The next step is to extend our definition to arbitrary real number $b$. The way how real numbers work is that rational numbers are dense in real numbers, which means we can obtain any real number $b$ as a limit of a sequence of rational numbers $(q_n)$. We would like that our definition of $a^b$ is continuous, i.e. $\lim_n a^{q_n} = a^{\lim_n q_n} = a^b$. However, since there are many different sequences $(q_n)$ of rational numbers that converge to the same real number $b$, to avoid discussion that our definition doesn't depend on the choice of sequence $(q_n)$, we can use the well known continuous function: $x\mapsto e^x$. How this is defined goes beyond the scope of high school but let us just assume that this function is given to us and that it satisfies the properties $e^{x+y} = e^x\cdot e^y$ and $e^0 = 1$ and $(e^b)^c = e^{bc}$. We can now define $$a^b = e^{b\ln a}\tag 5.$$ Note that this definition is reasonable, since $e^{b\ln a} = (e^{\ln a})^b = a^b$ for any rational number $b$, and since exponential function is continuous, we immediately get that $\lim_n a^{q_n} = \lim_n e^{q_n\ln a} = e^{\lim_n q_n\ln a} = e^{b\ln a}$, so our definition $(5)$ works beautifully for any real $b$ and $a>0$. It also generalizes all the previous definitions we gave.

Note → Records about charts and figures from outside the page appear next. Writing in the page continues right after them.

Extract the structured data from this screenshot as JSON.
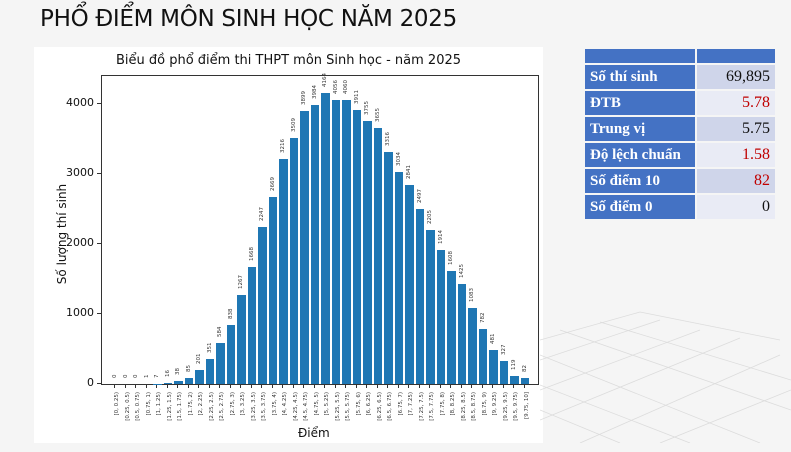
{
  "slide": {
    "title": "PHỔ ĐIỂM MÔN SINH HỌC NĂM 2025"
  },
  "stats": {
    "rows": [
      {
        "label": "Số thí sinh",
        "value": "69,895",
        "color": "#111111"
      },
      {
        "label": "ĐTB",
        "value": "5.78",
        "color": "#c00000"
      },
      {
        "label": "Trung vị",
        "value": "5.75",
        "color": "#111111"
      },
      {
        "label": "Độ lệch chuẩn",
        "value": "1.58",
        "color": "#c00000"
      },
      {
        "label": "Số điểm 10",
        "value": "82",
        "color": "#c00000"
      },
      {
        "label": "Số điểm 0",
        "value": "0",
        "color": "#111111"
      }
    ]
  },
  "chart_data": {
    "type": "bar",
    "title": "Biểu đồ phổ điểm thi THPT môn Sinh học - năm 2025",
    "xlabel": "Điểm",
    "ylabel": "Số lượng thí sinh",
    "ylim": [
      0,
      4400
    ],
    "yticks": [
      0,
      1000,
      2000,
      3000,
      4000
    ],
    "grid": false,
    "legend": null,
    "bar_color": "#1f77b4",
    "categories": [
      "[0, 0.25)",
      "[0.25, 0.5)",
      "[0.5, 0.75)",
      "[0.75, 1)",
      "[1, 1.25)",
      "[1.25, 1.5)",
      "[1.5, 1.75)",
      "[1.75, 2)",
      "[2, 2.25)",
      "[2.25, 2.5)",
      "[2.5, 2.75)",
      "[2.75, 3)",
      "[3, 3.25)",
      "[3.25, 3.5)",
      "[3.5, 3.75)",
      "[3.75, 4)",
      "[4, 4.25)",
      "[4.25, 4.5)",
      "[4.5, 4.75)",
      "[4.75, 5)",
      "[5, 5.25)",
      "[5.25, 5.5)",
      "[5.5, 5.75)",
      "[5.75, 6)",
      "[6, 6.25)",
      "[6.25, 6.5)",
      "[6.5, 6.75)",
      "[6.75, 7)",
      "[7, 7.25)",
      "[7.25, 7.5)",
      "[7.5, 7.75)",
      "[7.75, 8)",
      "[8, 8.25)",
      "[8.25, 8.5)",
      "[8.5, 8.75)",
      "[8.75, 9)",
      "[9, 9.25)",
      "[9.25, 9.5)",
      "[9.5, 9.75)",
      "[9.75, 10]"
    ],
    "values": [
      0,
      0,
      0,
      1,
      7,
      16,
      38,
      85,
      201,
      351,
      584,
      838,
      1267,
      1668,
      2247,
      2669,
      3216,
      3509,
      3899,
      3984,
      4164,
      4056,
      4060,
      3911,
      3755,
      3655,
      3316,
      3034,
      2841,
      2497,
      2205,
      1914,
      1608,
      1425,
      1083,
      782,
      481,
      327,
      119,
      82
    ]
  }
}
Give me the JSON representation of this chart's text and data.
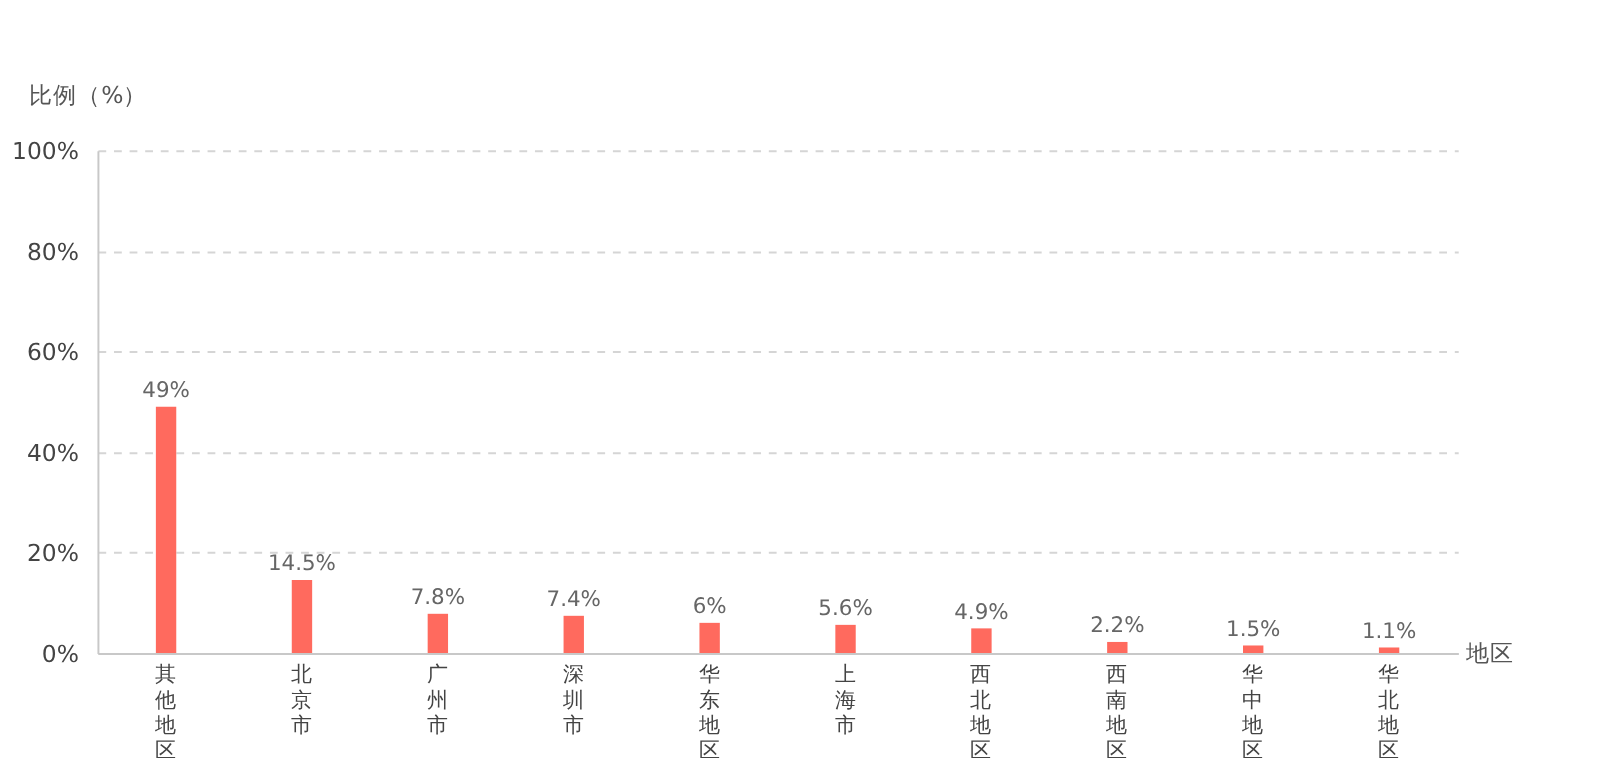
{
  "chart_data": {
    "type": "bar",
    "xlabel": "地区",
    "ylabel": "比例（%）",
    "categories": [
      "其他地区",
      "北京市",
      "广州市",
      "深圳市",
      "华东地区",
      "上海市",
      "西北地区",
      "西南地区",
      "华中地区",
      "华北地区"
    ],
    "values": [
      49,
      14.5,
      7.8,
      7.4,
      6,
      5.6,
      4.9,
      2.2,
      1.5,
      1.1
    ],
    "value_labels": [
      "49%",
      "14.5%",
      "7.8%",
      "7.4%",
      "6%",
      "5.6%",
      "4.9%",
      "2.2%",
      "1.5%",
      "1.1%"
    ],
    "color": "#ff6a5e",
    "ylim": [
      0,
      100
    ],
    "yticks": [
      {
        "value": 0,
        "label": "0%"
      },
      {
        "value": 20,
        "label": "20%"
      },
      {
        "value": 40,
        "label": "40%"
      },
      {
        "value": 60,
        "label": "60%"
      },
      {
        "value": 80,
        "label": "80%"
      },
      {
        "value": 100,
        "label": "100%"
      }
    ],
    "grid": "y"
  }
}
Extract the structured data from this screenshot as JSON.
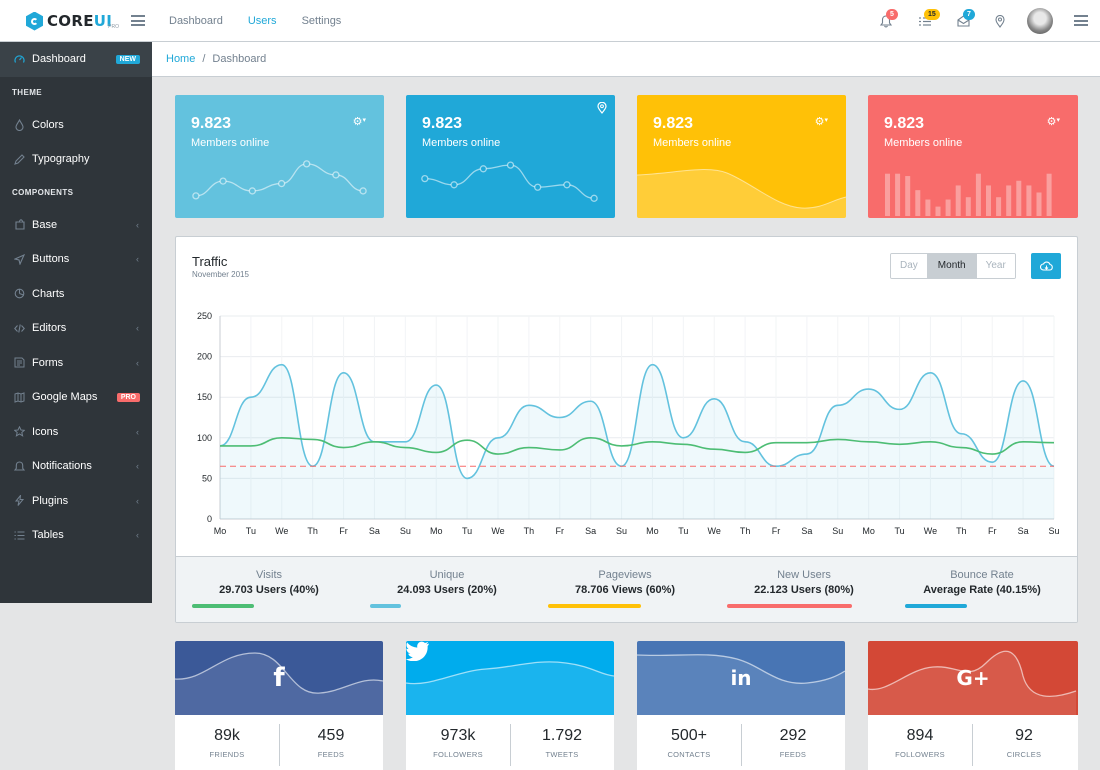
{
  "brand": {
    "name_a": "CORE",
    "name_b": "UI",
    "pro": "PRO"
  },
  "header_nav": [
    "Dashboard",
    "Users",
    "Settings"
  ],
  "header_badges": {
    "notifications": "5",
    "tasks": "15",
    "messages": "7"
  },
  "sidebar": {
    "dashboard": {
      "label": "Dashboard",
      "badge": "NEW"
    },
    "theme_title": "THEME",
    "colors": "Colors",
    "typography": "Typography",
    "components_title": "COMPONENTS",
    "items": [
      {
        "label": "Base",
        "icon": "puzzle-icon",
        "chevron": true
      },
      {
        "label": "Buttons",
        "icon": "cursor-icon",
        "chevron": true
      },
      {
        "label": "Charts",
        "icon": "pie-chart-icon",
        "chevron": false
      },
      {
        "label": "Editors",
        "icon": "code-icon",
        "chevron": true
      },
      {
        "label": "Forms",
        "icon": "note-icon",
        "chevron": true
      },
      {
        "label": "Google Maps",
        "icon": "map-icon",
        "chevron": false,
        "badge": "PRO"
      },
      {
        "label": "Icons",
        "icon": "star-icon",
        "chevron": true
      },
      {
        "label": "Notifications",
        "icon": "bell-icon",
        "chevron": true
      },
      {
        "label": "Plugins",
        "icon": "bolt-icon",
        "chevron": true
      },
      {
        "label": "Tables",
        "icon": "list-icon",
        "chevron": true
      }
    ]
  },
  "breadcrumb": {
    "home": "Home",
    "sep": "/",
    "current": "Dashboard"
  },
  "stats": [
    {
      "value": "9.823",
      "label": "Members online",
      "color": "#63c2de",
      "icon": "gear-dropdown-icon"
    },
    {
      "value": "9.823",
      "label": "Members online",
      "color": "#20a8d8",
      "icon": "location-pin-icon"
    },
    {
      "value": "9.823",
      "label": "Members online",
      "color": "#ffc107",
      "icon": "gear-dropdown-icon"
    },
    {
      "value": "9.823",
      "label": "Members online",
      "color": "#f86c6b",
      "icon": "gear-dropdown-icon"
    }
  ],
  "traffic": {
    "title": "Traffic",
    "subtitle": "November 2015",
    "periods": [
      "Day",
      "Month",
      "Year"
    ],
    "active_period": "Month"
  },
  "chart_data": {
    "type": "line",
    "categories": [
      "Mo",
      "Tu",
      "We",
      "Th",
      "Fr",
      "Sa",
      "Su",
      "Mo",
      "Tu",
      "We",
      "Th",
      "Fr",
      "Sa",
      "Su",
      "Mo",
      "Tu",
      "We",
      "Th",
      "Fr",
      "Sa",
      "Su",
      "Mo",
      "Tu",
      "We",
      "Th",
      "Fr",
      "Sa",
      "Su"
    ],
    "ylim": [
      0,
      250
    ],
    "yticks": [
      0,
      50,
      100,
      150,
      200,
      250
    ],
    "series": [
      {
        "values": [
          90,
          150,
          190,
          65,
          180,
          95,
          95,
          165,
          50,
          100,
          140,
          125,
          145,
          65,
          190,
          100,
          148,
          95,
          65,
          80,
          140,
          160,
          135,
          180,
          105,
          70,
          170,
          65
        ],
        "color": "#63c2de",
        "fill": true
      },
      {
        "values": [
          90,
          90,
          100,
          98,
          88,
          95,
          88,
          82,
          97,
          80,
          88,
          85,
          100,
          90,
          95,
          92,
          86,
          82,
          94,
          94,
          98,
          95,
          92,
          95,
          88,
          80,
          95,
          94
        ],
        "color": "#4dbd74",
        "fill": false
      },
      {
        "values": [
          65,
          65,
          65,
          65,
          65,
          65,
          65,
          65,
          65,
          65,
          65,
          65,
          65,
          65,
          65,
          65,
          65,
          65,
          65,
          65,
          65,
          65,
          65,
          65,
          65,
          65,
          65,
          65
        ],
        "color": "#f86c6b",
        "fill": false,
        "dashed": true
      }
    ],
    "grid": true
  },
  "metrics": [
    {
      "label": "Visits",
      "value": "29.703 Users (40%)",
      "color": "#4dbd74",
      "fraction": 0.4
    },
    {
      "label": "Unique",
      "value": "24.093 Users (20%)",
      "color": "#63c2de",
      "fraction": 0.2
    },
    {
      "label": "Pageviews",
      "value": "78.706 Views (60%)",
      "color": "#ffc107",
      "fraction": 0.6
    },
    {
      "label": "New Users",
      "value": "22.123 Users (80%)",
      "color": "#f86c6b",
      "fraction": 0.8
    },
    {
      "label": "Bounce Rate",
      "value": "Average Rate (40.15%)",
      "color": "#20a8d8",
      "fraction": 0.4015
    }
  ],
  "social": [
    {
      "icon": "facebook-icon",
      "glyph": "f",
      "color": "#3b5998",
      "a": "89k",
      "a_label": "FRIENDS",
      "b": "459",
      "b_label": "FEEDS"
    },
    {
      "icon": "twitter-icon",
      "glyph": "🐦",
      "color": "#00aced",
      "a": "973k",
      "a_label": "FOLLOWERS",
      "b": "1.792",
      "b_label": "TWEETS"
    },
    {
      "icon": "linkedin-icon",
      "glyph": "in",
      "color": "#4875b4",
      "a": "500+",
      "a_label": "CONTACTS",
      "b": "292",
      "b_label": "FEEDS"
    },
    {
      "icon": "google-plus-icon",
      "glyph": "G+",
      "color": "#d34836",
      "a": "894",
      "a_label": "FOLLOWERS",
      "b": "92",
      "b_label": "CIRCLES"
    }
  ]
}
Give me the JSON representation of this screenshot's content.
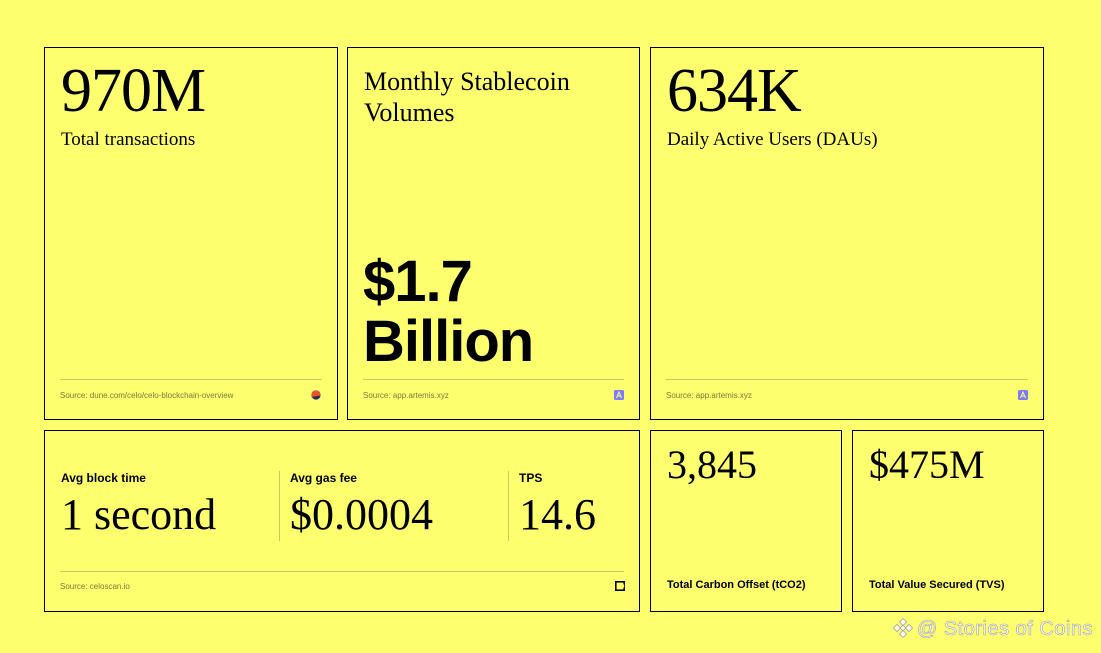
{
  "cards": {
    "transactions": {
      "value": "970M",
      "label": "Total transactions",
      "source": "Source: dune.com/celo/celo-blockchain-overview",
      "source_icon": "dune-logo-icon"
    },
    "stablecoin": {
      "title": "Monthly Stablecoin Volumes",
      "hero_line1": "$1.7",
      "hero_line2": "Billion",
      "source": "Source: app.artemis.xyz",
      "source_icon": "artemis-logo-icon"
    },
    "dau": {
      "value": "634K",
      "label": "Daily Active Users (DAUs)",
      "source": "Source: app.artemis.xyz",
      "source_icon": "artemis-logo-icon"
    },
    "network": {
      "metrics": [
        {
          "label": "Avg block time",
          "value": "1 second"
        },
        {
          "label": "Avg gas fee",
          "value": "$0.0004"
        },
        {
          "label": "TPS",
          "value": "14.6"
        }
      ],
      "source": "Source: celoscan.io",
      "source_icon": "celoscan-logo-icon"
    },
    "carbon": {
      "value": "3,845",
      "label": "Total Carbon Offset (tCO2)"
    },
    "tvs": {
      "value": "$475M",
      "label": "Total Value Secured (TVS)"
    }
  },
  "watermark": {
    "text": "@ Stories of Coins",
    "icon": "binance-square-icon"
  },
  "colors": {
    "background": "#fdff6f",
    "border": "#000000",
    "artemis_icon": "#7b7bff",
    "dune_icon_top": "#e8552a",
    "dune_icon_bottom": "#2b2b6b"
  }
}
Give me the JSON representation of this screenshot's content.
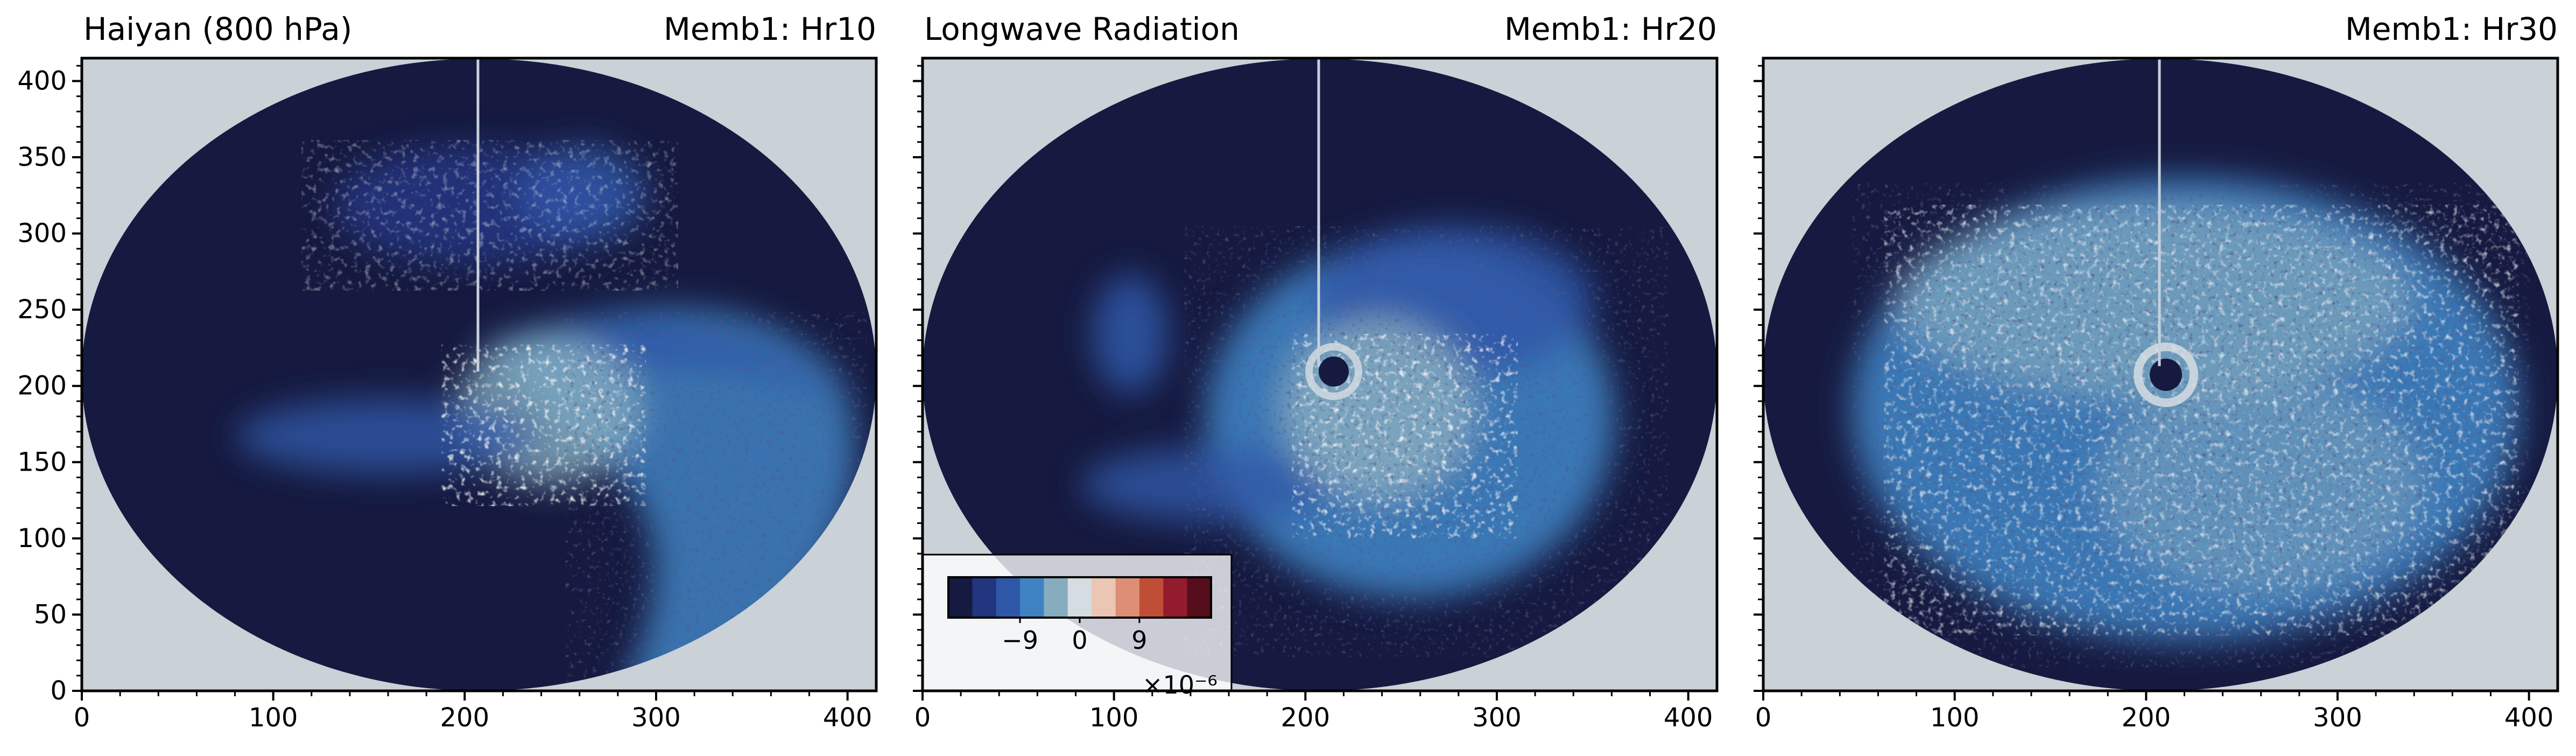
{
  "figure": {
    "title_left": "Haiyan (800 hPa)",
    "title_middle": "Longwave Radiation"
  },
  "colorbar": {
    "tick_labels": [
      "−9",
      "0",
      "9"
    ],
    "multiplier": "×10⁻⁶",
    "colors": [
      "#161a40",
      "#22357e",
      "#2f57a8",
      "#3f82c2",
      "#86acbf",
      "#d6dde2",
      "#ecc6b4",
      "#dd8e74",
      "#c04e36",
      "#931b2e",
      "#560d1c"
    ]
  },
  "chart_data": [
    {
      "type": "heatmap",
      "panel_label": "Memb1: Hr10",
      "xlim": [
        0,
        415
      ],
      "ylim": [
        0,
        415
      ],
      "xticks": [
        0,
        100,
        200,
        300,
        400
      ],
      "yticks": [
        0,
        50,
        100,
        150,
        200,
        250,
        300,
        350,
        400
      ],
      "background_color": "#cad1d7",
      "domain": "ellipse centered at (207, 207) spanning the full grid",
      "storm_center": [
        210,
        200
      ],
      "pattern": "convection mostly south-east and east of center, broad blue spiral band to the east"
    },
    {
      "type": "heatmap",
      "panel_label": "Memb1: Hr20",
      "xlim": [
        0,
        415
      ],
      "ylim": [
        0,
        415
      ],
      "xticks": [
        0,
        100,
        200,
        300,
        400
      ],
      "yticks": [
        0,
        50,
        100,
        150,
        200,
        250,
        300,
        350,
        400
      ],
      "background_color": "#cad1d7",
      "storm_center": [
        210,
        210
      ],
      "pattern": "developing eye near center, warm anomalies south-east of center"
    },
    {
      "type": "heatmap",
      "panel_label": "Memb1: Hr30",
      "xlim": [
        0,
        415
      ],
      "ylim": [
        0,
        415
      ],
      "xticks": [
        0,
        100,
        200,
        300,
        400
      ],
      "yticks": [
        0,
        50,
        100,
        150,
        200,
        250,
        300,
        350,
        400
      ],
      "background_color": "#cad1d7",
      "storm_center": [
        210,
        205
      ],
      "pattern": "well organized spiral with clear eye, broad cyclone field"
    }
  ]
}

So, for any positive real number $a$, we can define a real function $x\mapsto a^x$ by the formula $a^x = e^{x\ln a}.$
At this point, it might have become clear where the problem is when $a$ is not a positive real: $\ln a$ is not a real number! To extend definition of $a^x$ for negative real numbers $a$, we need to deal with complex numbers and go to the field of complex analysis which is way beyond the scope of high school. I will not go there, but let me add something more about the problem
The problem with $a < 0$ first arises in considering definition $(3)$. You can see that there is absolutely no issue in definitions $(1)$ and $(2)$ since we are only dealing with multiplication and division, so something like $(-2)^{-3} = -1/8$ is not problematic at all.
Let's extend discussion of $(3)$ (and $(4)$). When $n$ is an odd positive integer, there is no problem with $\sqrt[n]a$ since for $a<0$ and odd positive integer $n$, there is always unique negative real solution to the equation $x^n = a$. For example, $\sqrt[3]{-1} = -1$. But, when $n$ is even, we have a problem, what is, for example $\sqrt{-1}$? The answers could be $i$ or $-i$ and usually we make a convention that $\sqrt{-1} = i$ because that convention is very useful when you consider quadratic formula. But it is not without any issues, you might have seen the famous wrong proof
$$1 = \sqrt 1 = \sqrt{(-1)\cdot(-1)} = \sqrt{-1}\cdot \sqrt{-1} = i\cdot i = -1,$$ which tells us that a rule like $\sqrt ab = \sqrt a\cdot\sqrt b$ falls apart when we are not dealing with positive $a$ and $b$.
Furthermore, what is $\sqrt[4]{-4}$? You can check that $(1+i)^4 = (1-i)^4 = (-1+i)^4 = (-1-i)^4 = -4$. What do we choose now?
Whatever we would choose, we break the rule $(a^b)^c = a^{bc}$, for example
$$4 = ((-4)^4)^{1/4} \neq ((-4)^{\frac 14})^4 = -4.$$
To systematically deal with problems like these one needs to take definition $(5)$ and extend definition of logarithm to (almost) all complex numbers. But we are now leaving the realm of real numbers and real analysis.